The Federal Reserve said Monday it will support the government’s $349 billion small business lending program, which had a rocky start Friday.

The Fed said that it will buy loans that banks make to small businesses as part of the Payroll Protection Program, or PPP, which is being carried out by banks and the Small Business Administration and was set up under the $2.2 trillion economic relief package.

The loans can be forgiven if they are spent on payroll, to encourage firms to keep paying their employees or rehire workers they may have recently laid off.

By purchasing the loans, the Fed would create an incentive for the banks to engage in more lending. The low interest rates the SBA chose to enforce on the PPP loans – as low as 1 percent – left some lenders afraid they would not be able to sell them on the secondary market, leaving them will significant capital tied up.

Buying the loans should free up more cash for banks to lend. Otherwise, when banks make a loan, they are typically required to hold some cash in reserve in the case of default.

The Fed’s two-sentence announcement said further details will be provided this week.

Move Could Help Small Banks

Joseph Brusuelas, chief economist at RSM, an advisory firm that works with medium-sized companies, said the Fed’s move is intended to encourage more banks to participate because many are reluctant to lend to small companies.

“This should help … reverse risk aversion among potential lenders to provide bridge financing for small firms that otherwise would likely not survive the first phase of the crisis,” Brusuelas said.

The Independent Community Bankers of America, in a letter Saturday, urged Treasury Secretary Steven Mnuchin to work with the Fed to set up a purchase program for the small business loans. By taking loans off bank balance sheets, they argued that it would make it easier for smaller banks to participate.

“This program should not be limited by the balance sheet capacity of participating lenders,” Rebecca Romero Rainey, CEO of the ICBA, said in the letter.
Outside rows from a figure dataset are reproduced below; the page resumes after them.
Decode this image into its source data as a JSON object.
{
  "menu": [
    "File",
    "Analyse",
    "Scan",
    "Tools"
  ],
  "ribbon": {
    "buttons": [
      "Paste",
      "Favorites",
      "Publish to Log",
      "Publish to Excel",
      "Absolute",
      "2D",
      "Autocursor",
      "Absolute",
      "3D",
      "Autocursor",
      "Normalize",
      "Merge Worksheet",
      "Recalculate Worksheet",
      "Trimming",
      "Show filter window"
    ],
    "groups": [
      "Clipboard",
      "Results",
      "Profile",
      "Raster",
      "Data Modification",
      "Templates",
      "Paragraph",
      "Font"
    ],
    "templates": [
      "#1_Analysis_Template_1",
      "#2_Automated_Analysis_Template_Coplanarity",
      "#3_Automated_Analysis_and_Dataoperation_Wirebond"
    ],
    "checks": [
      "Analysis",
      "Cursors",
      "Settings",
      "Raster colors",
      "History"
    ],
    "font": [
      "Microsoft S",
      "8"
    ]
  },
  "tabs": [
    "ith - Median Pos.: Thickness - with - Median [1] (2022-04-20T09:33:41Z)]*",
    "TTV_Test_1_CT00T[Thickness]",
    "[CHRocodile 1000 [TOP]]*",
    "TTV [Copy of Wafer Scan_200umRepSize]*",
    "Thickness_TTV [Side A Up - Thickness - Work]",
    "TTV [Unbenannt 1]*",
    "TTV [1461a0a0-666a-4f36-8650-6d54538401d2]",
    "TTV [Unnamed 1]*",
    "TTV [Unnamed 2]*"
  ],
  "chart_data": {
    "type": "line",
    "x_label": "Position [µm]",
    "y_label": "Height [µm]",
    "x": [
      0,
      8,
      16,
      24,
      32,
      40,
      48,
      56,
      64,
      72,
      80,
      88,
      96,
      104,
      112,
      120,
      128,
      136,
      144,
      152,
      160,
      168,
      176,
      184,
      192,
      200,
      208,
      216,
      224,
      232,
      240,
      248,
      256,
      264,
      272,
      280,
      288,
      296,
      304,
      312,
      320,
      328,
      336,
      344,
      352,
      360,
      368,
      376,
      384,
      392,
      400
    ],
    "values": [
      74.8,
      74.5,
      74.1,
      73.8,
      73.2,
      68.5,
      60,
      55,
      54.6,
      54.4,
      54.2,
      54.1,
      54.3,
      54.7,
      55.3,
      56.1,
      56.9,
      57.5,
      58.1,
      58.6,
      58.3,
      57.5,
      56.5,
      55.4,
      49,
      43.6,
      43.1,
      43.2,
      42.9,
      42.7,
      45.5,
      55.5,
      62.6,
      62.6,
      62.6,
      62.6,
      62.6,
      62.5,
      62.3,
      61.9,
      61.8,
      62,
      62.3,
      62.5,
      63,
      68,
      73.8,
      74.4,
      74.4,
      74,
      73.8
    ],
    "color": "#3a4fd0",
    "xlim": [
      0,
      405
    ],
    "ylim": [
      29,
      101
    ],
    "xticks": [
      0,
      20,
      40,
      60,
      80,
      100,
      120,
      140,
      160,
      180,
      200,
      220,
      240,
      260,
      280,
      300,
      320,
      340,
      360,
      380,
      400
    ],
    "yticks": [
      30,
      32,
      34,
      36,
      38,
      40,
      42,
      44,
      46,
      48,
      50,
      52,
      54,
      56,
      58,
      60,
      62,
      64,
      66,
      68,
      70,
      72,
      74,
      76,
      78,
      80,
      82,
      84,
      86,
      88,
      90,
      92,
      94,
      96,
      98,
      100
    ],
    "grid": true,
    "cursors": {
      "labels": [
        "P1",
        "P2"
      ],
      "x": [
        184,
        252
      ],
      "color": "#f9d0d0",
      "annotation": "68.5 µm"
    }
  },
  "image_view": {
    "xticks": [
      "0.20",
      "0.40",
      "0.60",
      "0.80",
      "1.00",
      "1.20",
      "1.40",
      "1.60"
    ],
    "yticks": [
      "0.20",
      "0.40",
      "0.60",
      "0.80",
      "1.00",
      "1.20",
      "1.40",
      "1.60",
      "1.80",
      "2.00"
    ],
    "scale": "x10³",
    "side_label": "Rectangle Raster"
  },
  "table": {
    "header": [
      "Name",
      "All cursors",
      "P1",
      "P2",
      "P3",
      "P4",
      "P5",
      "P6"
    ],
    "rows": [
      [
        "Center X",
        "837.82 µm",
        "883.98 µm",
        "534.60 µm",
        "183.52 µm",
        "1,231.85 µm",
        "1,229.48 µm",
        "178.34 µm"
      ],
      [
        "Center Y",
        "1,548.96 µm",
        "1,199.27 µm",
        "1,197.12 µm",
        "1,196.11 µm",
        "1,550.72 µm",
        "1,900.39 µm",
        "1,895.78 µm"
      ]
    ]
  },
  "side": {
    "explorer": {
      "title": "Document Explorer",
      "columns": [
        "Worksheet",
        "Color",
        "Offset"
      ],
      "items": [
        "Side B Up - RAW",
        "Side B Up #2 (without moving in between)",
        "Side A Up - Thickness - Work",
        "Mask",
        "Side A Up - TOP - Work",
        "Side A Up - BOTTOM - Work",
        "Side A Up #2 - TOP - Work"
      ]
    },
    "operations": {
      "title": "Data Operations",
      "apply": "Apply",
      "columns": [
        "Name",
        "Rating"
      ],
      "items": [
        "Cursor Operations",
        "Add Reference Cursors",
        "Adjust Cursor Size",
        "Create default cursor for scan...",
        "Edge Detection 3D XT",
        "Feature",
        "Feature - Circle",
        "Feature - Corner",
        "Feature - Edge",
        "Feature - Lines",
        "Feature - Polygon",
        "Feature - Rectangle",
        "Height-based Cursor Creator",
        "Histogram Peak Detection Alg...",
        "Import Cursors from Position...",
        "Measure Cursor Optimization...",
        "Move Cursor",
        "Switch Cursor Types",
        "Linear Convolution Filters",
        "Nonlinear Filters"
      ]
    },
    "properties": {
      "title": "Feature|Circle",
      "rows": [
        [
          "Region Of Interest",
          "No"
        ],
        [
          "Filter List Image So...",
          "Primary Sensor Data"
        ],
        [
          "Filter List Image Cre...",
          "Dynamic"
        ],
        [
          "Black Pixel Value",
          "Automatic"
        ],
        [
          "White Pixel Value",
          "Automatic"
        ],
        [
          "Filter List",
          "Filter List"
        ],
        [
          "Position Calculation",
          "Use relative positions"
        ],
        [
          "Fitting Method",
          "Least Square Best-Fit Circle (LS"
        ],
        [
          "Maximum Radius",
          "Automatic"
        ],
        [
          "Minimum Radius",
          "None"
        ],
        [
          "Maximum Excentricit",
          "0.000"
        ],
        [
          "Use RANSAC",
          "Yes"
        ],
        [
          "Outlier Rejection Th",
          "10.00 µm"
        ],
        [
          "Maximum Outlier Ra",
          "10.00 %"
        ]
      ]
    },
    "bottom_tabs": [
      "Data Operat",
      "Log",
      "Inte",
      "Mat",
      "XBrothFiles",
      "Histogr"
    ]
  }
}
It could potentially help some larger banks as well. Wells Fargo said it did $10 billion in loan applications over the weekend, the maximum the bank was allowed to do. Because of the bank’s prior scandals, Wells Fargo is under restraints from the Federal Reserve on how many loans it can hold on its books.

Many smaller banks have complained that they have had trouble accessing the lending program, according to the ICBA.

But Mnuchin told the governors that the “SBA program (is) up and running. Very successful.”